Edinburgh Napier has been recognised for its commitment to the armed forces community with a gold award from the Ministry of Defence.
Representatives from Edinburgh Napier received the award at a reception within the National Army Museum in London last week, with the University being acknowledged for its work in offering increased educational opportunities for ex-service personnel.
The Defence Employer Recognition Scheme showcases employers who have signed the Armed Forces Covenant and are actively supporting the armed forces community, including ex-service personnel and their families.
Edinburgh Napier’s links with the armed forces are extensive working with local schools, including Colinton and Sighthill Primaries, to highlight to the children of military families that they can aspire to a University education.
Within the University, there is a network of veterans’ champions, making it easy for the armed forces to engage with the institution.
Policies have also been updated which mean that army reservists working at the University can now take up to 10 days paid leave a year for armed forces activity.
In receiving the award, Edinburgh Napier has become the first university in Scotland to achieve the prestigious gold benchmark.
Researchers at the University have also been pivotal in identifying a new condition called Complex Post-Traumatic Stress Disorder (CPTSD) that particularly affects military personnel.
Through a series of events featuring the likes of Jason “Foxy” Fox and JJ Chalmers and working with organisations such as Rock2Recovery, the University has sought to raise awareness of the condition and demonstrate that new interventions may be necessary to treat it going forward.
Through the University’s Dr Mandy Winterton, pioneering research has also been completed relating to military veterans, their families and the way both are included and excluded in civilian and community life.

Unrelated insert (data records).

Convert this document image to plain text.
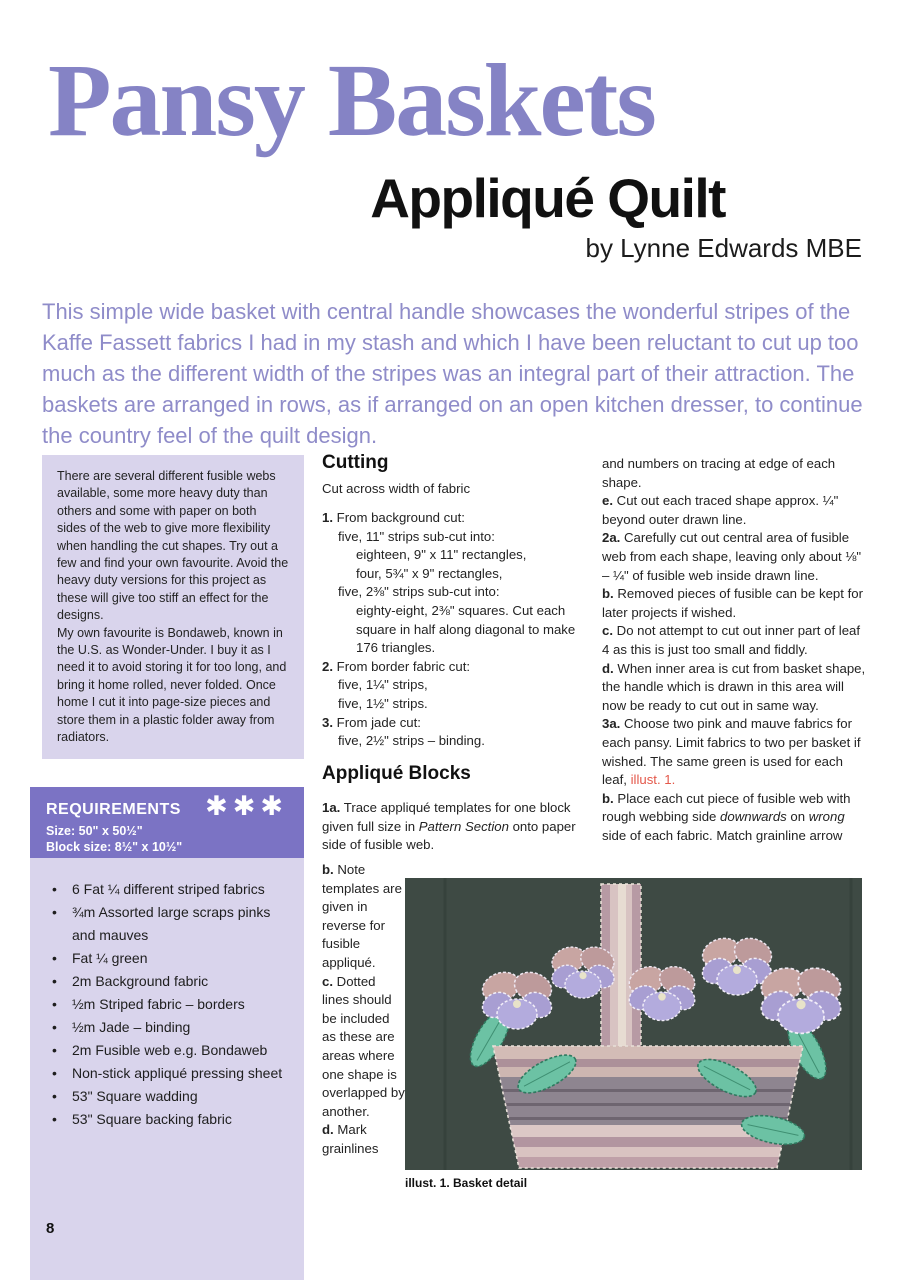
Pansy Baskets
Appliqué Quilt
by Lynne Edwards MBE
This simple wide basket with central handle showcases the wonderful stripes of the Kaffe Fassett fabrics I had in my stash and which I have been reluctant to cut up too much as the different width of the stripes was an integral part of their attraction. The baskets are arranged in rows, as if arranged on an open kitchen dresser, to continue the country feel of the quilt design.

There are several different fusible webs available, some more heavy duty than others and some with paper on both sides of the web to give more flexibility when handling the cut shapes. Try out a few and find your own favourite. Avoid the heavy duty versions for this project as these will give too stiff an effect for the designs.

My own favourite is Bondaweb, known in the U.S. as Wonder-Under. I buy it as I need it to avoid storing it for too long, and bring it home rolled, never folded. Once home I cut it into page-size pieces and store them in a plastic folder away from radiators.

REQUIREMENTS ✱✱✱
Size: 50" x 50½"
Block size: 8½" x 10½"
• 6 Fat ¼ different striped fabrics
• ¾m Assorted large scraps pinks and mauves
• Fat ¼ green
• 2m Background fabric
• ½m Striped fabric – borders
• ½m Jade – binding
• 2m Fusible web e.g. Bondaweb
• Non-stick appliqué pressing sheet
• 53" Square wadding
• 53" Square backing fabric
Cutting
Cut across width of fabric
1. From background cut:
five, 11" strips sub-cut into:
eighteen, 9" x 11" rectangles,
four, 5¾" x 9" rectangles,
five, 2⅜" strips sub-cut into:
eighty-eight, 2⅜" squares. Cut each square in half along diagonal to make 176 triangles.
2. From border fabric cut:
five, 1¼" strips,
five, 1½" strips.
3. From jade cut:
five, 2½" strips – binding.
Appliqué Blocks
1a. Trace appliqué templates for one block given full size in Pattern Section onto paper side of fusible web.
b. Note templates are given in reverse for fusible appliqué.
c. Dotted lines should be included as these are areas where one shape is overlapped by another.
d. Mark grainlines
and numbers on tracing at edge of each shape.
e. Cut out each traced shape approx. ¼" beyond outer drawn line.
2a. Carefully cut out central area of fusible web from each shape, leaving only about ⅛" – ¼" of fusible web inside drawn line.
b. Removed pieces of fusible can be kept for later projects if wished.
c. Do not attempt to cut out inner part of leaf 4 as this is just too small and fiddly.
d. When inner area is cut from basket shape, the handle which is drawn in this area will now be ready to cut out in same way.
3a. Choose two pink and mauve fabrics for each pansy. Limit fabrics to two per basket if wished. The same green is used for each leaf, illust. 1.
b. Place each cut piece of fusible web with rough webbing side downwards on wrong side of each fabric. Match grainline arrow
illust. 1. Basket detail
8
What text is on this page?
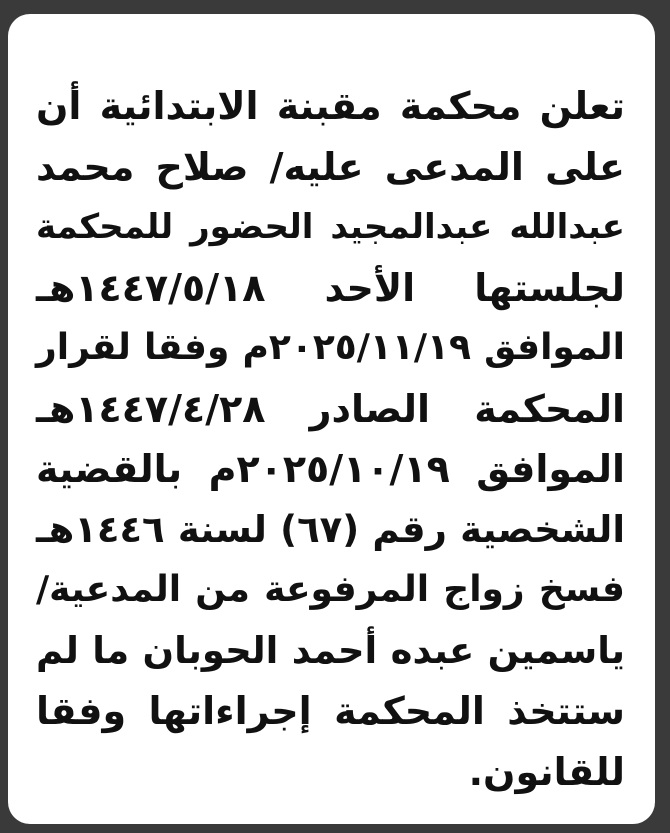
تعلن محكمة مقبنة الابتدائية أن
على المدعى عليه/ صلاح محمد
عبدالله عبدالمجيد الحضور للمحكمة
لجلستها الأحد ١٤٤٧/٥/١٨هـ
الموافق ٢٠٢٥/١١/١٩م وفقا لقرار
المحكمة الصادر ١٤٤٧/٤/٢٨هـ
الموافق ٢٠٢٥/١٠/١٩م بالقضية
الشخصية رقم (٦٧) لسنة ١٤٤٦هـ
فسخ زواج المرفوعة من المدعية/
ياسمين عبده أحمد الحوبان ما لم
ستتخذ المحكمة إجراءاتها وفقا
للقانون.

Dr Winterton’s research includes national studies of the daily lives and welfare needs among military families living on and off base, the influence of gender and ethnicity on serving personnel among other aspects.
Professor Andrea Nolan, Principal and Vice Chancellor of Edinburgh Napier University, said: “When we signed the Armed Forces Covenant in 2016, we did so with real intent.
“I’m now delighted that we have become the first university in Scotland to receive this gold award as recognition of the work we do with our armed forces and their families.
“From our ground-breaking research into Complex PTSD to our educational support for all ranks of ex-service personnel, we proudly support those who serve and will continue to do so.”
Defence Secretary, Ben Wallace said: “These awards recognise the outstanding support for our armed forces from employers across Britain and I would like to thank and congratulate each and every one.
“Regardless of size, location or sector, employing ex-forces personnel is good for business and this year we have doubled the number of awards in recognition of the fantastic support they give.”